マイナビニュース / 2024年6月21日 18時10分

いよいよ最終局。残る1枠を争うのは5敗の中座、野月、藤内に、6敗の木村の4人。最終戦を前に野月は何度も星取り表を確認していた。藤内は星取り表をにらむとひとつ大きくため息をついて対局室に向かった。中座はその後、1度も現れなかった。

5時過ぎ、次々に勝敗が決まっていく。木村敗れるの一報。ほどなく野月も中座も敗れた、という知らせが入る。藤内も打ち取られた。4人が4人とも勝てなかった…。

廊下にいた中座に連盟職員が「上がったよ」。

「エッ」と叫んだ中座は次の瞬間、頭を壁で支えていた。そして5、6歩歩くとうずくまってしまった。15年目でつかんだ棋士の座だった。手続きする中座の目には涙があふれていた。
○中座新四段のコメント

今回が最後ということで、かえって開き直れました。
他の人の星は見ませんでしたし、知りませんでした。
昇級を知らされたときは信じられませんでした。
15年は長かった。今はただうれしいだけで、頭がボーッとしてて抱負とか目標とかも思い浮かびませんが、1局でも良い将棋を指せたらと思います。

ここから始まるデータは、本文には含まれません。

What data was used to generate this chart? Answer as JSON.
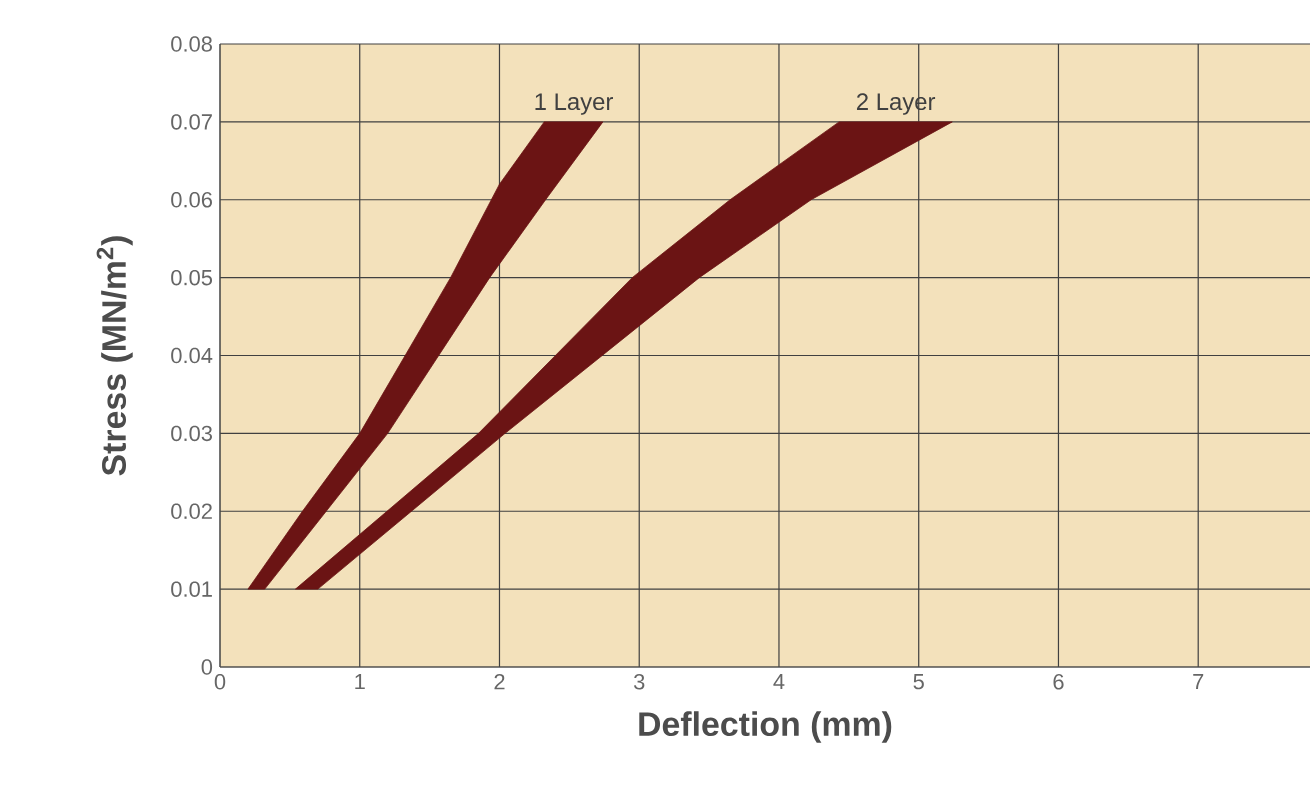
{
  "chart_data": {
    "type": "area",
    "xlabel": "Deflection (mm)",
    "ylabel": "Stress (MN/m$^{2}$)",
    "xlim": [
      0,
      7.8
    ],
    "ylim": [
      0,
      0.08
    ],
    "xticks": [
      0,
      1,
      2,
      3,
      4,
      5,
      6,
      7
    ],
    "yticks": [
      0,
      0.01,
      0.02,
      0.03,
      0.04,
      0.05,
      0.06,
      0.07,
      0.08
    ],
    "grid": true,
    "series": [
      {
        "name": "1 Layer",
        "color": "#6b1414",
        "x": [
          0.2,
          0.59,
          1.0,
          1.65,
          2.0,
          2.32,
          2.74,
          2.33,
          1.93,
          1.2,
          0.76,
          0.32
        ],
        "values": [
          0.01,
          0.02,
          0.03,
          0.05,
          0.062,
          0.07,
          0.07,
          0.06,
          0.05,
          0.03,
          0.02,
          0.01
        ]
      },
      {
        "name": "2 Layer",
        "color": "#6b1414",
        "x": [
          0.54,
          1.85,
          2.95,
          3.65,
          4.43,
          5.24,
          4.23,
          3.43,
          2.04,
          0.7
        ],
        "values": [
          0.01,
          0.03,
          0.05,
          0.06,
          0.07,
          0.07,
          0.06,
          0.05,
          0.03,
          0.01
        ]
      }
    ]
  }
}
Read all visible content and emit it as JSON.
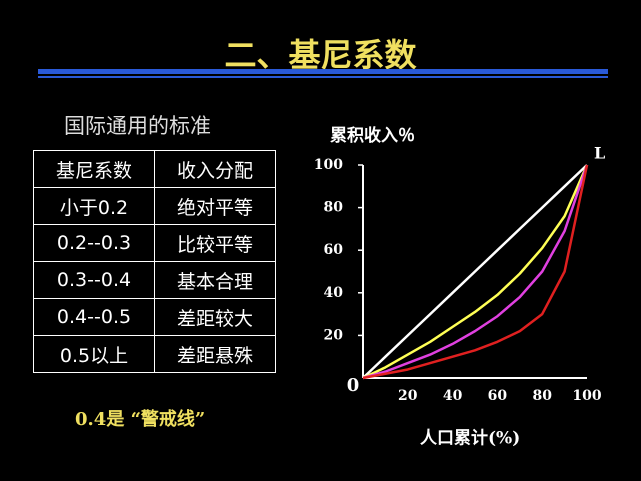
{
  "title": "二、基尼系数",
  "table": {
    "caption": "国际通用的标准",
    "header": [
      "基尼系数",
      "收入分配"
    ],
    "rows": [
      [
        "小于0.2",
        "绝对平等"
      ],
      [
        "0.2--0.3",
        "比较平等"
      ],
      [
        "0.3--0.4",
        "基本合理"
      ],
      [
        "0.4--0.5",
        "差距较大"
      ],
      [
        "0.5以上",
        "差距悬殊"
      ]
    ]
  },
  "note": "0.4是 “警戒线”",
  "chart_data": {
    "type": "line",
    "y_label": "累积收入％",
    "x_label": "人口累计(%)",
    "annotation": "L",
    "x": [
      0,
      10,
      20,
      30,
      40,
      50,
      60,
      70,
      80,
      90,
      100
    ],
    "series": [
      {
        "color": "#ffffff",
        "values": [
          0,
          10,
          20,
          30,
          40,
          50,
          60,
          70,
          80,
          90,
          100
        ]
      },
      {
        "color": "#ffff55",
        "values": [
          0,
          5,
          11,
          17,
          24,
          31,
          39,
          49,
          61,
          76,
          100
        ]
      },
      {
        "color": "#e040e0",
        "values": [
          0,
          3,
          7,
          11,
          16,
          22,
          29,
          38,
          50,
          69,
          100
        ]
      },
      {
        "color": "#e02020",
        "values": [
          0,
          2,
          4,
          7,
          10,
          13,
          17,
          22,
          30,
          50,
          100
        ]
      }
    ],
    "xlim": [
      0,
      100
    ],
    "ylim": [
      0,
      100
    ],
    "xticks": [
      0,
      20,
      40,
      60,
      80,
      100
    ],
    "yticks": [
      20,
      40,
      60,
      80,
      100
    ],
    "grid": false
  }
}
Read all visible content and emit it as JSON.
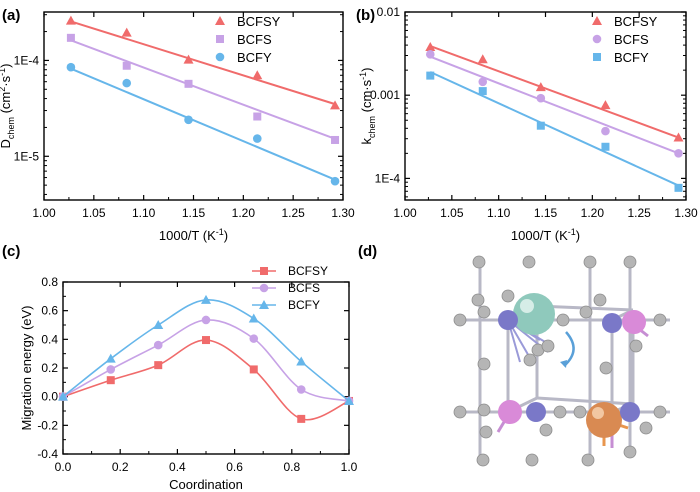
{
  "panels": {
    "a": {
      "label": "(a)"
    },
    "b": {
      "label": "(b)"
    },
    "c": {
      "label": "(c)"
    },
    "d": {
      "label": "(d)"
    }
  },
  "colors": {
    "BCFSY": "#f06b6b",
    "BCFS": "#c7a2e6",
    "BCFY": "#66b6ea"
  },
  "chart_data": [
    {
      "id": "a",
      "type": "scatter",
      "scale": "log",
      "xlabel": "1000/T (K",
      "xlabel_sup": "-1",
      "xlabel_end": ")",
      "ylabel_main": "D",
      "ylabel_sub": "chem",
      "ylabel_unit": " (cm",
      "ylabel_sup": "2",
      "ylabel_end": "·s",
      "ylabel_sup2": "-1",
      "ylabel_close": ")",
      "xlim": [
        1.0,
        1.3
      ],
      "ylim": [
        3.5e-06,
        0.00032
      ],
      "xticks": [
        {
          "v": 1.0,
          "label": "1.00"
        },
        {
          "v": 1.05,
          "label": "1.05"
        },
        {
          "v": 1.1,
          "label": "1.10"
        },
        {
          "v": 1.15,
          "label": "1.15"
        },
        {
          "v": 1.2,
          "label": "1.20"
        },
        {
          "v": 1.25,
          "label": "1.25"
        },
        {
          "v": 1.3,
          "label": "1.30"
        }
      ],
      "yticks": [
        {
          "v": 1e-05,
          "label": "1E-5"
        },
        {
          "v": 0.0001,
          "label": "1E-4"
        }
      ],
      "series": [
        {
          "name": "BCFSY",
          "marker": "triangle",
          "x": [
            1.027,
            1.083,
            1.145,
            1.214,
            1.292
          ],
          "y": [
            0.00026,
            0.000195,
            0.000102,
            7e-05,
            3.4e-05
          ],
          "fit": [
            [
              1.027,
              0.000255
            ],
            [
              1.292,
              3.5e-05
            ]
          ]
        },
        {
          "name": "BCFS",
          "marker": "square",
          "x": [
            1.027,
            1.083,
            1.145,
            1.214,
            1.292
          ],
          "y": [
            0.000172,
            8.8e-05,
            5.7e-05,
            2.6e-05,
            1.48e-05
          ],
          "fit": [
            [
              1.027,
              0.000162
            ],
            [
              1.292,
              1.52e-05
            ]
          ]
        },
        {
          "name": "BCFY",
          "marker": "circle",
          "x": [
            1.027,
            1.083,
            1.145,
            1.214,
            1.292
          ],
          "y": [
            8.5e-05,
            5.8e-05,
            2.4e-05,
            1.53e-05,
            5.5e-06
          ],
          "fit": [
            [
              1.027,
              8.2e-05
            ],
            [
              1.292,
              5.7e-06
            ]
          ]
        }
      ]
    },
    {
      "id": "b",
      "type": "scatter",
      "scale": "log",
      "xlabel": "1000/T (K",
      "xlabel_sup": "-1",
      "xlabel_end": ")",
      "ylabel_main": "k",
      "ylabel_sub": "chem",
      "ylabel_unit": " (cm·s",
      "ylabel_sup": "-1",
      "ylabel_end": ")",
      "xlim": [
        1.0,
        1.3
      ],
      "ylim": [
        5.5e-05,
        0.01
      ],
      "xticks": [
        {
          "v": 1.0,
          "label": "1.00"
        },
        {
          "v": 1.05,
          "label": "1.05"
        },
        {
          "v": 1.1,
          "label": "1.10"
        },
        {
          "v": 1.15,
          "label": "1.15"
        },
        {
          "v": 1.2,
          "label": "1.20"
        },
        {
          "v": 1.25,
          "label": "1.25"
        },
        {
          "v": 1.3,
          "label": "1.30"
        }
      ],
      "yticks": [
        {
          "v": 0.0001,
          "label": "1E-4"
        },
        {
          "v": 0.001,
          "label": "0.001"
        },
        {
          "v": 0.01,
          "label": "0.01"
        }
      ],
      "series": [
        {
          "name": "BCFSY",
          "marker": "triangle",
          "x": [
            1.027,
            1.083,
            1.145,
            1.214,
            1.292
          ],
          "y": [
            0.0038,
            0.0027,
            0.00125,
            0.00076,
            0.00031
          ],
          "fit": [
            [
              1.027,
              0.0039
            ],
            [
              1.292,
              0.00031
            ]
          ]
        },
        {
          "name": "BCFS",
          "marker": "circle",
          "x": [
            1.027,
            1.083,
            1.145,
            1.214,
            1.292
          ],
          "y": [
            0.0031,
            0.00145,
            0.00092,
            0.00037,
            0.0002
          ],
          "fit": [
            [
              1.027,
              0.0029
            ],
            [
              1.292,
              0.0002
            ]
          ]
        },
        {
          "name": "BCFY",
          "marker": "square",
          "x": [
            1.027,
            1.083,
            1.145,
            1.214,
            1.292
          ],
          "y": [
            0.00172,
            0.00112,
            0.00043,
            0.00024,
            7.7e-05
          ],
          "fit": [
            [
              1.027,
              0.0019
            ],
            [
              1.292,
              8.2e-05
            ]
          ]
        }
      ]
    },
    {
      "id": "c",
      "type": "line",
      "xlabel": "Coordination",
      "ylabel": "Migration energy (eV)",
      "xlim": [
        0.0,
        1.0
      ],
      "ylim": [
        -0.4,
        0.8
      ],
      "xticks": [
        {
          "v": 0.0,
          "label": "0.0"
        },
        {
          "v": 0.2,
          "label": "0.2"
        },
        {
          "v": 0.4,
          "label": "0.4"
        },
        {
          "v": 0.6,
          "label": "0.6"
        },
        {
          "v": 0.8,
          "label": "0.8"
        },
        {
          "v": 1.0,
          "label": "1.0"
        }
      ],
      "yticks": [
        {
          "v": -0.4,
          "label": "-0.4"
        },
        {
          "v": -0.2,
          "label": "-0.2"
        },
        {
          "v": 0.0,
          "label": "0.0"
        },
        {
          "v": 0.2,
          "label": "0.2"
        },
        {
          "v": 0.4,
          "label": "0.4"
        },
        {
          "v": 0.6,
          "label": "0.6"
        },
        {
          "v": 0.8,
          "label": "0.8"
        }
      ],
      "series": [
        {
          "name": "BCFSY",
          "marker": "square",
          "x": [
            0.0,
            0.167,
            0.333,
            0.5,
            0.667,
            0.833,
            1.0
          ],
          "y": [
            0.0,
            0.115,
            0.22,
            0.395,
            0.19,
            -0.155,
            -0.03
          ]
        },
        {
          "name": "BCFS",
          "marker": "circle",
          "x": [
            0.0,
            0.167,
            0.333,
            0.5,
            0.667,
            0.833,
            1.0
          ],
          "y": [
            0.0,
            0.19,
            0.36,
            0.535,
            0.405,
            0.05,
            -0.03
          ]
        },
        {
          "name": "BCFY",
          "marker": "triangle",
          "x": [
            0.0,
            0.167,
            0.333,
            0.5,
            0.667,
            0.833,
            1.0
          ],
          "y": [
            0.0,
            0.265,
            0.5,
            0.675,
            0.545,
            0.245,
            -0.03
          ]
        }
      ]
    }
  ]
}
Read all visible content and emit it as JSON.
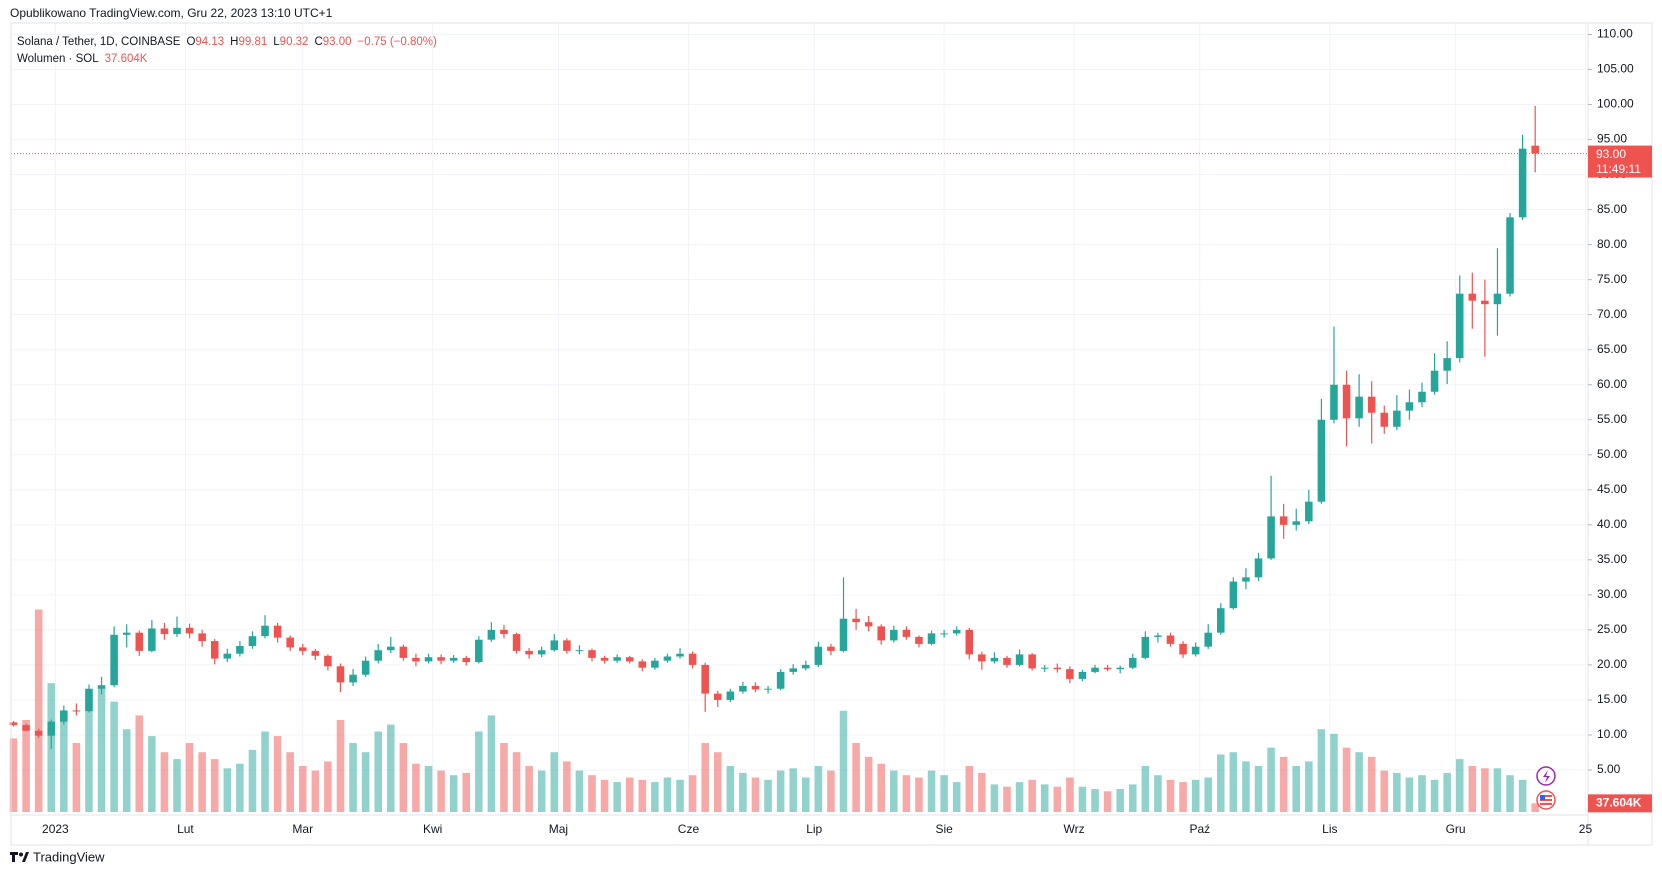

(週刊将棋1996年3月13日号 第18回奨励会三段リーグ戦最終日)

中座三段(当時)は自身が対局に負けてしまい、夢破れるかと思われたところで、ライバルたちが星を落としたことで奇跡的に昇段を果たしました。将棋に人生を賭け、そして思い敗れる覚悟を決めた26歳の青年の運命が一転した瞬間でした。その思いの強さゆえだったのでしょう、彼は立っていることすらままならず、その場にへたりこんでしまったのでした。

そして、公式戦最後の対局の相手が、28年前のこの日に星を落としたライバル、野月浩貴八段であったこと、野月八段がこの対局で用いた作戦が「中座飛車」であったことも、また運命としか言いようがありません。

中座八段に起きたドラマはこれからも語り継がれていくことでしょう。